You have to sometimes, though, because some weapons aren't very effective against some bosses, and some weapons tend to run out of ammo, and have to recharge. Also, you'll sometimes find weapon powerups, but be sure you have the right weapon selected when you pick them up, because they will replace your current weapon if you have a different one selected! Doh!
Even with all the massive weapons at your disposal, you won't get past the first boss battle without learning one of the tricks, which is this dash move that zips you across the screen. That's pretty much your bread and butter for the boss battles: shoot, boss approaches, zip past him, shoot from the other side, repeat. Boss difficulty varies; it feels like this could have been smoothed out into more of a linear progression.

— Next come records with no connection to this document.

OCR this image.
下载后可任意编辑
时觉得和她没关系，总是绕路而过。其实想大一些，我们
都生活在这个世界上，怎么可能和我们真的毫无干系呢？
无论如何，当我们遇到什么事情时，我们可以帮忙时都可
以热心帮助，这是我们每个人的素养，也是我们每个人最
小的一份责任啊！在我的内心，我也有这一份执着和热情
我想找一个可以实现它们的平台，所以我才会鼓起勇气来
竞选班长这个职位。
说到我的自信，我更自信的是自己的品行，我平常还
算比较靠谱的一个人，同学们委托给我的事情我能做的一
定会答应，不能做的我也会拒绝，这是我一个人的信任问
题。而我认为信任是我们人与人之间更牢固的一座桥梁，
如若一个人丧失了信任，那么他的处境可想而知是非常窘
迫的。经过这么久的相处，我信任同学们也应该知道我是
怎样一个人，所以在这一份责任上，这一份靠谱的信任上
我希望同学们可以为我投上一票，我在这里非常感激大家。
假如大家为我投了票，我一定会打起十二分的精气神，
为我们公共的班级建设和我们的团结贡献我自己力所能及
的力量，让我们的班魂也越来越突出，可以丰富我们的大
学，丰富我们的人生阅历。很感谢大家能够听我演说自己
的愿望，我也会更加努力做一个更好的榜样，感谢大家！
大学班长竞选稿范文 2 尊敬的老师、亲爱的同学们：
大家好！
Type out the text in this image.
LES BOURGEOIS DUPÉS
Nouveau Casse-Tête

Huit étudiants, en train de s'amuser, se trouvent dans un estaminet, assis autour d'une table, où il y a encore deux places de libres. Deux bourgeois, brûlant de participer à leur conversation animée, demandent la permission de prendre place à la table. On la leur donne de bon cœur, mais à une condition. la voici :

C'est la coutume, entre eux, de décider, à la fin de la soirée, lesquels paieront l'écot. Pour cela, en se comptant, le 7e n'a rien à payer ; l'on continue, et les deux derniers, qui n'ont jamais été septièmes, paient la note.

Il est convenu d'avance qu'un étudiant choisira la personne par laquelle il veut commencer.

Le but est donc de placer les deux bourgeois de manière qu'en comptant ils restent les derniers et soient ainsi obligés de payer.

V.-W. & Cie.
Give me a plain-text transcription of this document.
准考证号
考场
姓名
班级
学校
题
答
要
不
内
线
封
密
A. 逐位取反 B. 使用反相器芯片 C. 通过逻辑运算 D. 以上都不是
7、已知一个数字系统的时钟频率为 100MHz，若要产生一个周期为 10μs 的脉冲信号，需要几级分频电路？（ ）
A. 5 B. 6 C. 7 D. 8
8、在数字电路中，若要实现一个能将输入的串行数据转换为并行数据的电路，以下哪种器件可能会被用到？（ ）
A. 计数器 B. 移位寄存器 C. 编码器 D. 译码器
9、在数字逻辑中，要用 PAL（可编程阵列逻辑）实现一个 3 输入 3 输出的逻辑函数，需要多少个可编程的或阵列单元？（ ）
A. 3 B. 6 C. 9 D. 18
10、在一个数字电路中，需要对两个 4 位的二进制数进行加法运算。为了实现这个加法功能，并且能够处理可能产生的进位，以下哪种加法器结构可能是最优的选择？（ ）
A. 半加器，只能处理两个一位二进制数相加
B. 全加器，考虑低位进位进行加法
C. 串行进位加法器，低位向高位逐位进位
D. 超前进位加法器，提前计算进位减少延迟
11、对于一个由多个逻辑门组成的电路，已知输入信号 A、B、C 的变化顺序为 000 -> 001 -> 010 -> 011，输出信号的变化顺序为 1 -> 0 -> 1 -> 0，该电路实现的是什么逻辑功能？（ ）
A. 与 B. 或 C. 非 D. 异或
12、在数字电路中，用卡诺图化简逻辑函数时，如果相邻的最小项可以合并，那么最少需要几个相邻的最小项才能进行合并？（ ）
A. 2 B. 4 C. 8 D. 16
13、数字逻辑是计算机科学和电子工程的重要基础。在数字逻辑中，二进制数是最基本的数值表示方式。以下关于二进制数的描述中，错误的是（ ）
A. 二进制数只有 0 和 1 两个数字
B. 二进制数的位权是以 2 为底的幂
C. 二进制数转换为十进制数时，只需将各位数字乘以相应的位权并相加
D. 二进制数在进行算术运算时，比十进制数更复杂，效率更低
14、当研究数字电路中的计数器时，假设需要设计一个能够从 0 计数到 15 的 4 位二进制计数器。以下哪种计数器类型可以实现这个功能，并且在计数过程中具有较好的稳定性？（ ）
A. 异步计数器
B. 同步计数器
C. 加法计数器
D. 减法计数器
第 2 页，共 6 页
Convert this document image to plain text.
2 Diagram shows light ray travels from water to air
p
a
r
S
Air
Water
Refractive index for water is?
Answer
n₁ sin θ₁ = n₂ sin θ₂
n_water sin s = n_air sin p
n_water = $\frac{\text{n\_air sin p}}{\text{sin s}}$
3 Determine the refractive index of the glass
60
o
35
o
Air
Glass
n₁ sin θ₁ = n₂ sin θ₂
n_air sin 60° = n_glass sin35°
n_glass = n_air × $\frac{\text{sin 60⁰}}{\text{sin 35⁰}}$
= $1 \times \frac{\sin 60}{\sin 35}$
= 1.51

There are further tricks, too, like dashing through a boss at full health, which does this explosive dash thing for massive damage--but it also takes off a little sliver of health, so you can't do it again until you get a health pickup. Health pickups, however, can be generated from incoming bullets by pressing the fire button twice rapidly, sort of a parry move. Ah, and you can run on ceilings, which leads to some unusual platform jumping sections.
The game clocks along at an impressive pace, with lots of large sprites and explosions and things going on pretty much continuously, with less sprite flickering and slowdown than you might have expected.
It's worth mentioning that, unlike many Treasure games, Alien Soldier has a very serious tone, without the wackiness seen throughout many of their other games. The longwinded opening story sequence (in English, with Japanese subtitles) will bewilder you with a crazy succession of names and events, but if you stick with it you will at least find a little amusement in the form of a few quality Engrishisms.